Not knowing what I didn’t know! After almost 10 years working as a game developer, I thought I knew how to make games. This is true, but I had no idea about everything else that goes into making games on your own: marketing, localization, QA, trailers, publishing… I really had no idea how many things I didn’t know back when I started. I don’t regret any of it, but making games is definitely way more complex than just “making a game” (specially for indies).
ADVICE FOR FELLOW DEVS?
Yes! Iterate as fast as you can. This doesn’t mean to try to work as fast as you can, but to get the game out of your head in the shortest amount of time possible, and as soon as it’s half playable - give it to people. Seriously. The fun only begins when people start reacting to it - the mindset shifts a lot from “this is the game I want to make” to “these are the things I need to do so people have fun”.
It’s liberating in a way knowing that you won’t be working on features (or bugs ugh) you think you have to fix, but rather improve the game based on what people report. Obviously one has to carefully assess whether all feedback makes sense (and is doable!) but it helps a lot, both your game and your spirit.
And also, prototype everything separately. I know this sounds like overkill, but aesthetics and gameplay should go in separate pipelines. I changed the whole aesthetic for the game (including every single 3D model, textures and shaders; even at one point I moved from Unity built-in to HDRP and back…) multiple times, as well as the gameplay loop. Every major change took me from 3 to 6 months - just to have something “running” back again, not even a finished game.

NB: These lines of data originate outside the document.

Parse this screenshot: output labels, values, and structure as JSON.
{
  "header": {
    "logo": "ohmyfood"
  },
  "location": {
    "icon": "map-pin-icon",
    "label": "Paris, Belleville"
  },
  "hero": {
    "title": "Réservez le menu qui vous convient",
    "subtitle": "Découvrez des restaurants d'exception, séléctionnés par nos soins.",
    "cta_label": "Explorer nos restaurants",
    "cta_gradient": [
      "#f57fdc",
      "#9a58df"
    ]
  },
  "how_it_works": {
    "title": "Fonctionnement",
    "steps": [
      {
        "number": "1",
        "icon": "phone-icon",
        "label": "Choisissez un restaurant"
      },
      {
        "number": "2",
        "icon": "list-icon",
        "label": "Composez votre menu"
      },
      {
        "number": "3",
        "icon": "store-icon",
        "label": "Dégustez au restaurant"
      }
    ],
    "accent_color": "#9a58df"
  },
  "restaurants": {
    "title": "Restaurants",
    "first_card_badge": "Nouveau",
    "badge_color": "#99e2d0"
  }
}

Art and gameplay need to be super tight and work together - but reworking either your art or the features on the final game has an exponential cost in time. Prototype each separately and as soon as you have both working, mix them together for the final game and just follow a regular “production” pipeline afterwards (ie. work adding and refining content, not starting over).
ANY FINAL THOUGHTS?
- If you are reading this and want to make games - don’t despair!

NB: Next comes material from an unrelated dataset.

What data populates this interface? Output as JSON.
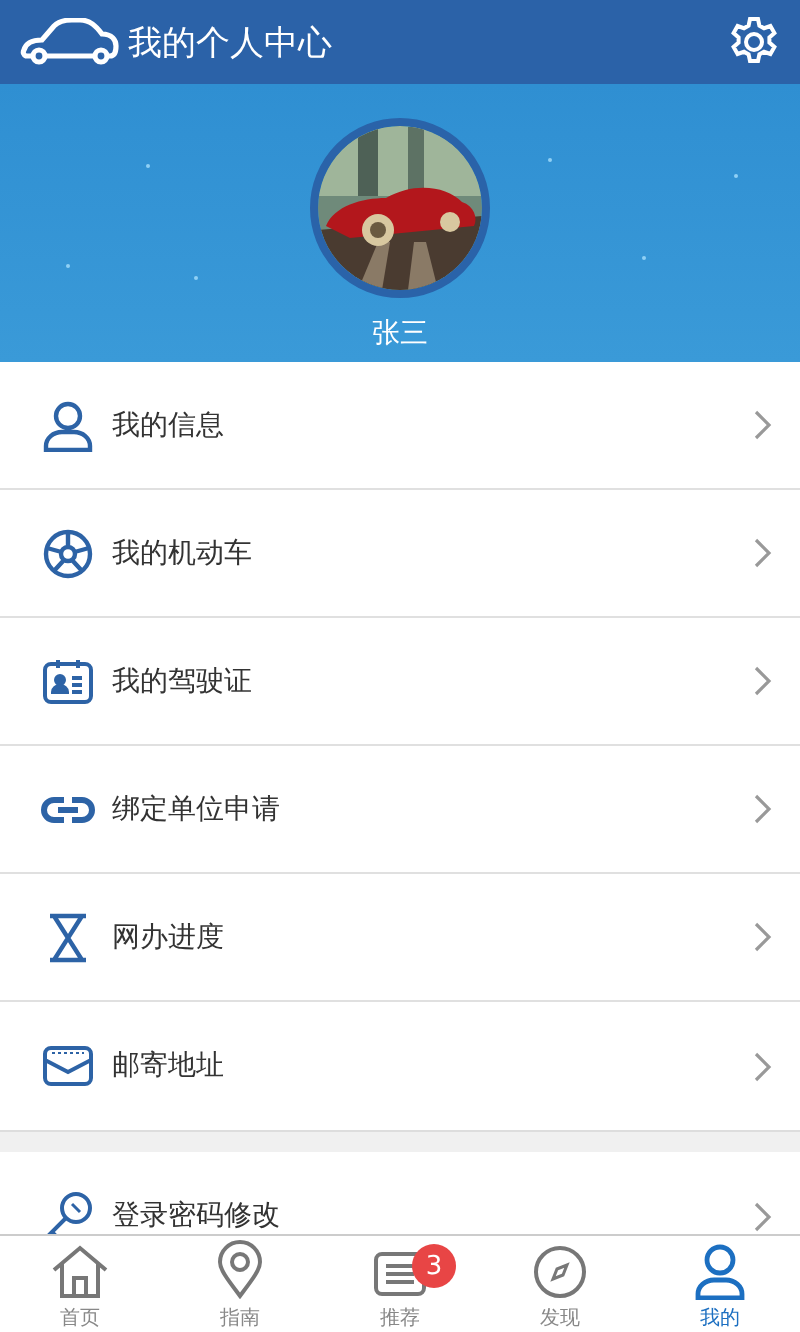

Starting a career in gamedev right now seems impossible: even studios who are earning billions keep shrinking; tens of thousands of games are published every year. Competition seems impossible to overcome.
But… There are billions of players right now, everywhere, looking for cool new games. Many of them will definitely vibe to your style and your games. You don’t need to sell millions of copies to survive (although that would be awesome, won’t deny that!) - just find your audience. It’s tricky, I know, but it’s very much doable. You aren’t a corporation - you don’t need to sell as one to keep running.
Be nimble, be yourself, and you will be OK. Just prepare your mind to endure the process: launching a single game that would sustain your career is something super difficult. This could very much be you (nice to meet you, future titan of gamedev!), but it’s also adding a risk that is too great to overlook. I personally don’t like betting everything I have on a single thing that might not work out.
Accepting that you are doing this in the long run will make things way easier (and better) for you. See this as an artist: you aren’t making “a game”, but a “body of work”, a catalogue of awesome games that only you can make. And I know you will make it.